While core deposits grew, the bank reduced its cost by 14 basis points, reflecting increases in retail and commercial demand deposits, as well as in savings accounts, since December 31, 2011. Brokered deposits decreased by $125.6 million, or 3 percent.

Loan originations amounted to $569 million for the first quarter, while FirstBank reported total assets of $13.1 billion, a decrease of $41.7 million since the beginning of the year, driven by commercial loans paid-off during the quarter.

$400M acquisition
Coupled with the quarterly results, the bank announced it has signed a definitive agreement with FIA Card Services, N.A. to acquire the FirstBank-branded credit card portfolio of approximately $400 million. The portfolio consists of approximately 150,000 active credit card relationships.
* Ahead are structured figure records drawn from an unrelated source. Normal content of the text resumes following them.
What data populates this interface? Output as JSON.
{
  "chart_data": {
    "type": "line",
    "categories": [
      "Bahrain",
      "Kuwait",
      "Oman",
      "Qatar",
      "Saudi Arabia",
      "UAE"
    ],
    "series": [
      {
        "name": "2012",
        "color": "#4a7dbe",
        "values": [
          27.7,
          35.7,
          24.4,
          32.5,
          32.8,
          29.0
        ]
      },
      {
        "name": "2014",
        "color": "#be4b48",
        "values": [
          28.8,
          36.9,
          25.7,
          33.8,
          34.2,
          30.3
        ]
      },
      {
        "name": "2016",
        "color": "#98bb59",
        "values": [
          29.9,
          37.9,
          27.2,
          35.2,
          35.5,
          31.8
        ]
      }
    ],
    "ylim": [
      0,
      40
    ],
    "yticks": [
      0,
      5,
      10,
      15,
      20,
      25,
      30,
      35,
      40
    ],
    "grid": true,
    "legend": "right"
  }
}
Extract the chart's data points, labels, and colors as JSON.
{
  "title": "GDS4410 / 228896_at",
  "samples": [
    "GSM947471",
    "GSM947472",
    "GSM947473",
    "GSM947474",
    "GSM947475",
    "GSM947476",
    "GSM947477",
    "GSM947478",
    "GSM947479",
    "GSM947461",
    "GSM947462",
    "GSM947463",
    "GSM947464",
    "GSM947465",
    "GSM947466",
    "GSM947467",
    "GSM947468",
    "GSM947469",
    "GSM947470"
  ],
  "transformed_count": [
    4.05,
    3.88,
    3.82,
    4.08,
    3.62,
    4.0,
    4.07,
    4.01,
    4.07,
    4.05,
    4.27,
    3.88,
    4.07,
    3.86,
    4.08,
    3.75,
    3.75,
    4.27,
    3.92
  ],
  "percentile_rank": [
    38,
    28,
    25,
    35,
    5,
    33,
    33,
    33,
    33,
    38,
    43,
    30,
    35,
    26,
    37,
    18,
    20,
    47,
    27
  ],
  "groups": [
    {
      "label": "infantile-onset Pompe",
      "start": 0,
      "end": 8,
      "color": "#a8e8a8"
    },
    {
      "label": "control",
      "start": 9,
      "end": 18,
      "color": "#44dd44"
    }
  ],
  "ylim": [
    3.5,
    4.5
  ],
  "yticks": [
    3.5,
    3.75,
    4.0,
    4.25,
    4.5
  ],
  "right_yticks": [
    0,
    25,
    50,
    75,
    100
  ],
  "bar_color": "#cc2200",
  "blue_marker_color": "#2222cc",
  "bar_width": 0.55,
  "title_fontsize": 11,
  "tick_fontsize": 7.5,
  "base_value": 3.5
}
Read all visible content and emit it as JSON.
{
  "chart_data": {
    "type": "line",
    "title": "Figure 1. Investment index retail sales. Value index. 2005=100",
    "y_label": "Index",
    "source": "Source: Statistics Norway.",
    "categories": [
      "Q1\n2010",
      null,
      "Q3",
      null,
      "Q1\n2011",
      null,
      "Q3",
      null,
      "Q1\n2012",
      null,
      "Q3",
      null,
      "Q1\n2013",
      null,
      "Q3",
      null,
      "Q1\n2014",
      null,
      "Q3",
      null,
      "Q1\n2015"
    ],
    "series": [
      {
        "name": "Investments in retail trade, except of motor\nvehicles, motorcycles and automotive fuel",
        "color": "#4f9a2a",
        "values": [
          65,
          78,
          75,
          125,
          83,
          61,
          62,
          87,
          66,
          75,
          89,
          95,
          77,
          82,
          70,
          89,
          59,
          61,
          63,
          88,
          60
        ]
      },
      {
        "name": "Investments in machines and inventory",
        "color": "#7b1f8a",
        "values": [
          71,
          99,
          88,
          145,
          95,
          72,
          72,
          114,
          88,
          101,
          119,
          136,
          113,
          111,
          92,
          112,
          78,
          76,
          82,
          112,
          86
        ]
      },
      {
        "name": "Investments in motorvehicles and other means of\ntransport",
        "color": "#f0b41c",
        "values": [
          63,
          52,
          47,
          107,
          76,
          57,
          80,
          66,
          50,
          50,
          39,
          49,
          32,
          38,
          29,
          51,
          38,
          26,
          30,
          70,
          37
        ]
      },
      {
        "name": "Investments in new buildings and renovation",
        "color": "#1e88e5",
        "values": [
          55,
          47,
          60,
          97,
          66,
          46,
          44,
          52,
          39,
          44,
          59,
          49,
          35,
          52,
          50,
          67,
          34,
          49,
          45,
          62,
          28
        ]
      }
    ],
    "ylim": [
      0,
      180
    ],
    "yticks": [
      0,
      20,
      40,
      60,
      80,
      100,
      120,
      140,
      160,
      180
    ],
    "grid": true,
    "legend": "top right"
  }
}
"Disciplined management of capital to generate an appropriate return to our stockholders is our priority," Alemán said. (Credit: © Mauricio Pascual)

“This acquisition diversifies our revenue stream and the composition of our loan portfolio. In addition, it provides significant opportunity to broaden and deepen our relationship with our customers and it accelerates our cross sell targets. The transaction strengthens our franchise value and will contribute to our objective to return the corporation to profitability,” Alemán said.

The closing of the transaction is subject to the conditions set forth in the definitive agreement and should be finalized during the second quarter of 2012.

Upon closing of the transaction, customers will experience minimal impact since FIA Card Services, N.A. will continue to service the accounts under an interim servicing agreement into 2013, the financial institution said.